Neonazismus wird zur Jugendbewegung
Andreas Peham, Rechtsextremismus-Experte im Dokumentationsarchiv des österreichischen Widerstandes (DÖW) warnt davor, dass Neonazismus immer mehr zur Jugendbewegung wird. Den im jüngsten Verfassungsbericht verbreiteten "Optimismus", wonach es für die rechtsextreme Szene in Österreich "kaum Entfaltungsspielraum" gebe, teile er absolut nicht, erklärte Peham im Gespräch mit der Austria Presse Agentur (APA). Der "massive Zulauf zur Untergrundszene" sei nach wie vor ungebrochen, so Peham. Gerade Jugendliche, die sogenannten "Kinder der Wende", hätten oft eine problematische Einstellung. Das habe man einerseits an deren Wahlverhalten bei den Nationalratswahlen 2008 gesehen, andererseits gebe es auch Studien, wonach sich 39 Prozent der 12- bis 19-Jährigen einen "starken Mann" an der Spitze des Staates wünschten.

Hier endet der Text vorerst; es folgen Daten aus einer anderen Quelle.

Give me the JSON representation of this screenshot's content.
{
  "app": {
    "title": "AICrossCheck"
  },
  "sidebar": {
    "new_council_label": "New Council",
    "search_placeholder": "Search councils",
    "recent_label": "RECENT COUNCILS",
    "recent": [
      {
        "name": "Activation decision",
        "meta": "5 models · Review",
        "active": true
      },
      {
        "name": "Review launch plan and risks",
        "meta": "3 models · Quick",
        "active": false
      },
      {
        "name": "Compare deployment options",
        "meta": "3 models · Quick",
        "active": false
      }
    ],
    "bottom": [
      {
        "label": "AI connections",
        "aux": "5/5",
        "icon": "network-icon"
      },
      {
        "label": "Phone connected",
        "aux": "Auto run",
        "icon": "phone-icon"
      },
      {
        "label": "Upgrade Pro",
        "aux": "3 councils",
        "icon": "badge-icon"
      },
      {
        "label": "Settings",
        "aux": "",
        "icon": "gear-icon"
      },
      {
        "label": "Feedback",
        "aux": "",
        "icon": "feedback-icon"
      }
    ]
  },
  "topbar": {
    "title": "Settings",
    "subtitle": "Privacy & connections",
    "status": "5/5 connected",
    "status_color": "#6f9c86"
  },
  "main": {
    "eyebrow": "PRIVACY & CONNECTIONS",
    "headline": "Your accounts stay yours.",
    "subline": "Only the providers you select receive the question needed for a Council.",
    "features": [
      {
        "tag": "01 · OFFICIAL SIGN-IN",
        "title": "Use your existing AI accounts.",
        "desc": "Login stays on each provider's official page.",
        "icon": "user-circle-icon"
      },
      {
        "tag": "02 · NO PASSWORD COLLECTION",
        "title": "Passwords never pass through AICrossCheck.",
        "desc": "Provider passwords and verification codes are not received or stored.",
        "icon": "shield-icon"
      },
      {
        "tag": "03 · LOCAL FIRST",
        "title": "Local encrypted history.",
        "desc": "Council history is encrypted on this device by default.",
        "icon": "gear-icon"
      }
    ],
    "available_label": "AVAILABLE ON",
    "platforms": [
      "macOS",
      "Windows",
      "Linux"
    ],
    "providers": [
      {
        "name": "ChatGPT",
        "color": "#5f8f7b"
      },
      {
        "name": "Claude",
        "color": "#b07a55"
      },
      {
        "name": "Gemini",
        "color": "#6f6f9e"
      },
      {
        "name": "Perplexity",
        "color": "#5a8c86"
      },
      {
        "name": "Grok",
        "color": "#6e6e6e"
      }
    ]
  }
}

Neonazismus hat enorme Dynamik
Der Neonazismus habe eine "enorme Dynamik", meint der Experte. "Der massive Zulauf zur Untergrundszene ist ungebrochen." In den vergangenen Jahren sei es der Neonaziszene gelungen, ihre "schlagkräftigen Strukturen wieder aufzubauen". Peham erkennt dabei vor allem ein Problem: "Neonazismus ist zunehmend zur Jugendbewegung geworden." Die Szene sei "ausgefranst" und biete Jugendlichen ein vielfältiges Angebot: Von Reisen über Demonstrationen, Kleidung und Musik bis zu Kampfsportarten sei alles dabei.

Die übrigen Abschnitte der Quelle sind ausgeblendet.